Губы Анубиса слегка тронула улыбка, и подначил подругу:
— Ты злишься на неё только потому, что она отказала тебе в предсказании? Но ведь это её право, она может соизволить, и ты будешь видеть свою судьбу, хотя зачем тебе это надо, всесильная и вечная Бастет, берущая от жизни всё, что только ни захочет?
— Зато тебе она благоволит, — с ноткой зависти ответила она ему. — Ты мрачен, нелюдим и вечно торчишь в своём нижнем Дуате, почему старушка так печётся о тебе?
— Спроси её сама, — немного свысока, — я же принимаю её дар без вопросов, как и она мой.
— Может, тогда с Нефтидой? — спросила она очень осторожно, проследив за тем, изменилось ли выражение лица Инпу.
Тот выпрямился и до остроты челюсти сомкнул зубы.
— Я не буду советоваться с этой женщиной, — глухо проговорил он.
— Эта женщина — твоя мать, — напомнила ему Бастет, сочувствующе кладя руку на его.
— Моя мать — Исида, та, что спасла и вырастила, — Анубис убрал её ладонь и одним движением поднялся, отходя к выходу на огромный балкон.

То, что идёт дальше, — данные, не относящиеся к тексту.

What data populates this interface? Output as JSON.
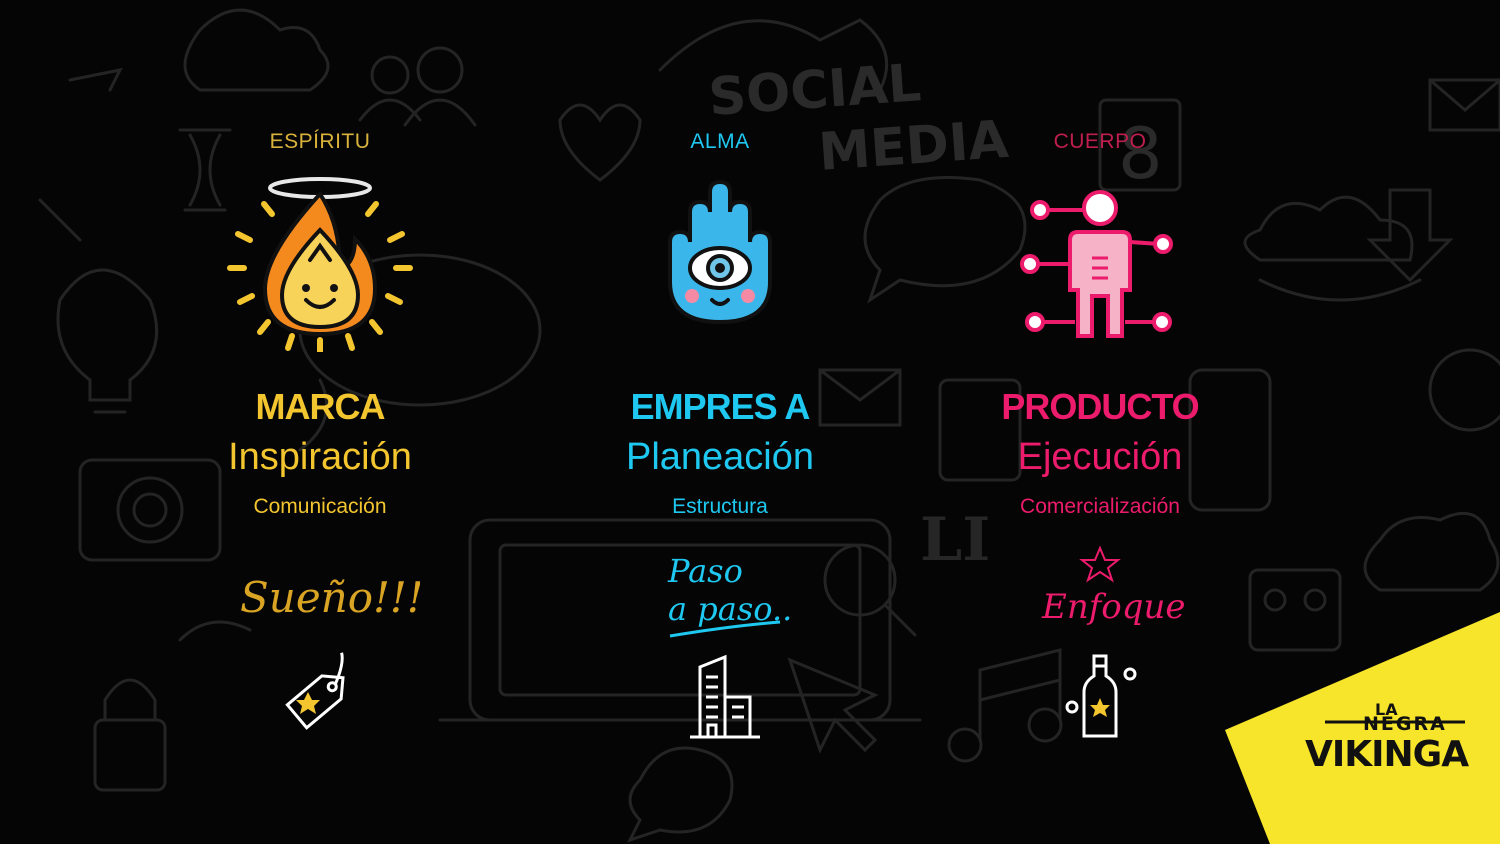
{
  "colors": {
    "yellow": "#f3c52f",
    "cyan": "#1ec8f0",
    "pink": "#ec1b6b",
    "background": "#050505",
    "logo_bg": "#f6e52a"
  },
  "columns": [
    {
      "top_label": "ESPÍRITU",
      "title": "MARCA",
      "subtitle": "Inspiración",
      "detail": "Comunicación",
      "script": "Sueño!!!",
      "icon": "fire-spirit-icon",
      "small_icon": "price-tag-icon",
      "color": "#f3c52f"
    },
    {
      "top_label": "ALMA",
      "title": "EMPRES A",
      "subtitle": "Planeación",
      "detail": "Estructura",
      "script_line1": "Paso",
      "script_line2": "a paso..",
      "icon": "hamsa-hand-icon",
      "small_icon": "buildings-icon",
      "color": "#1ec8f0"
    },
    {
      "top_label": "CUERPO",
      "title": "PRODUCTO",
      "subtitle": "Ejecución",
      "detail": "Comercialización",
      "script": "Enfoque",
      "icon": "body-diagram-icon",
      "small_icon": "bottle-icon",
      "color": "#ec1b6b"
    }
  ],
  "logo": {
    "line1": "LA",
    "line2": "NEGRA",
    "line3": "VIKINGA"
  }
}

— Почему же ты не злишься так на отца, как зол на неё? — она плавно встала и двинулась за ним, пытаясь успокоить.
Он почувствовал, как от неё исходят волны умиротворения, и чуть встряхнул головой.
— Не надо… — тихо попросил мужчина. — Я сам.
— Прости, что всколыхнула… — Бастет сделала пас рукой, как будто втягивая в себя обратно силу, расплескавшуюся сейчас в этих стенах. — Я хотела помочь, но подумай над тем, что нам всем свойственно ошибаться, даже будучи трижды богами; я уверена, она сожалеет о том, что когда-то младенцем бросила тебя, но Сет поступил и поступает с тобой хуже того…
— Он хотя бы честен, — Анубис сглотнул горький ком, подступивший к горлу. — Богу войны ни к чему сантименты, ни к чему привязанность, да и он почти не воспитывал меня…
— Ты его единственный сын, — напомнила Бастет.
— Я не жду ни от Сета, ни от Нефтиды любви к себе, мне достаточно того, что отец делится своей мудростью со мной, а я всегда буду хорошим сыном, несмотря на их чувства ко мне и мои к ним, — произнёс Инпу, прямо смотря в глаза богине-кошке.
— Нефтида — богиня подсознания, смерти, тех мест, о которых ни ты, ни Осирис даже не подозреваете, она может знать даже больше, чем всесильный Зелёный…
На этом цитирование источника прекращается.